Translation: military applications.

[–] zhunk@beehaw.org 5 points 1 year ago (1 children)

But also literally everything around us? Of my friends who went into materials sci/eng, two work in civil/commercial aerospace and one went to semiconductor.

[–] Hyperreality@kbin.social -3 points 1 year ago

So you're saying we could weaponise a stapler. Message received.

[–] funkajunk@lemm.ee 9 points 1 year ago (1 children)

Maybe it's the key to FTL travel, who friggin knows

[–] alcyoneous@midwest.social 1 points 1 year ago

I just watched Event Horizon, I don’t think we need access to FTL travel anytime soon!

[–] nooneescapesthelaw@lemmy.ml 8 points 1 year ago (1 children)

You don't know what you don't know, sometimes science may not seem useful at first, or even 50-100 years in the future.

Take the fourier transform, some guy in the late 1700s said that you can break down any function* into sines and cosines as in simple waves.

At the time this wasn't very useful except for deriving one equation.
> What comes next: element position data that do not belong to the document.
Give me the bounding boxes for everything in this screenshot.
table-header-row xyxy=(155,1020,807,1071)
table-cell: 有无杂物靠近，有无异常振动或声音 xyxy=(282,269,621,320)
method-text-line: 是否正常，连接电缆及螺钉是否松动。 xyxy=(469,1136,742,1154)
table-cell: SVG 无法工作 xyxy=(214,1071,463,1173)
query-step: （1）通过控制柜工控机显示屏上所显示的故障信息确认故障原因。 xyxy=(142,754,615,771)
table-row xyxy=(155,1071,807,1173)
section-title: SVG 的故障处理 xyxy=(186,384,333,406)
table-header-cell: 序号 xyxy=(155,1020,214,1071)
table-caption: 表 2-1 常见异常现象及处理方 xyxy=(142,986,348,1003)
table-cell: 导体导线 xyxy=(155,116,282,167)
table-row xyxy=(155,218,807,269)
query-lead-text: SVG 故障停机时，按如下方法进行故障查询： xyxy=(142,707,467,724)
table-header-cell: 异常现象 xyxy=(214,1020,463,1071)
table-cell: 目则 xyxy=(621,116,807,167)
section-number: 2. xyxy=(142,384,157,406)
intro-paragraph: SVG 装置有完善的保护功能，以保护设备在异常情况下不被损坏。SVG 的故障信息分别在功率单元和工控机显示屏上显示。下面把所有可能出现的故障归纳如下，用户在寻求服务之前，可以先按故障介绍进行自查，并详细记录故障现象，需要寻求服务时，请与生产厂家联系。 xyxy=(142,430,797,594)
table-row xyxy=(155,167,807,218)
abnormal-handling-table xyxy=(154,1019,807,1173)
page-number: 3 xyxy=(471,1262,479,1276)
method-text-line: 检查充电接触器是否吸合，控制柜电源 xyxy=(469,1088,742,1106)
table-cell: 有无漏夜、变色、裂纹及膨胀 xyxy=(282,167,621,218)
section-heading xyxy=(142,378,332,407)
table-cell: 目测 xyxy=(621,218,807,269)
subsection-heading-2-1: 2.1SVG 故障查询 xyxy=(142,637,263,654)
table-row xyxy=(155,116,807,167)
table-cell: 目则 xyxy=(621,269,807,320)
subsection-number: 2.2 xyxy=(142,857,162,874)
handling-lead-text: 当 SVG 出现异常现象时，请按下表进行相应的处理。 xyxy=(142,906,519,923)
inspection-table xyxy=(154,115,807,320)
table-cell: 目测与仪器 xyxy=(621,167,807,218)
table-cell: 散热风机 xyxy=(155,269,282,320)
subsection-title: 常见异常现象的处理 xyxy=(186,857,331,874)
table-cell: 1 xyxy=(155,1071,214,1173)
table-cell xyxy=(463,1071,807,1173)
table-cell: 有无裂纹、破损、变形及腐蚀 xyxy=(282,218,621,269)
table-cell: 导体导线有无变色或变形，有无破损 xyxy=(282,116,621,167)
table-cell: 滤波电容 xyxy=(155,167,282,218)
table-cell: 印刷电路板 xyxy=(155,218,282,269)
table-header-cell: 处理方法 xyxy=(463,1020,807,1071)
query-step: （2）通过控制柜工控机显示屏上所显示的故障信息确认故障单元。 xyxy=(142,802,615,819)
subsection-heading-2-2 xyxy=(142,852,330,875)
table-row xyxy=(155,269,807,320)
Know every single form of signal processing relies on fourier transforms.

So in the case of heavy elements, we simply don't know if this may or may not be useful. However there is a chance it might be, maybe not now, maybe in a 100 years.

*Turns out it has to be a trig function

[–] ShellMonkey@lemmy.socdojo.com 1 points 1 year ago* (last edited 1 year ago)

Fair enough, sometimes explanations don't need a purpose. I guess my mind is in a place of hoping they're not expending some immense amount of resources on something like this when we have significantly more pressing matters out there to contend with. The world is a wee bit unstable these past few years and I'd be a lot more interested in avoiding some Mad Max / Dune outcome than adding another box on the periodic table.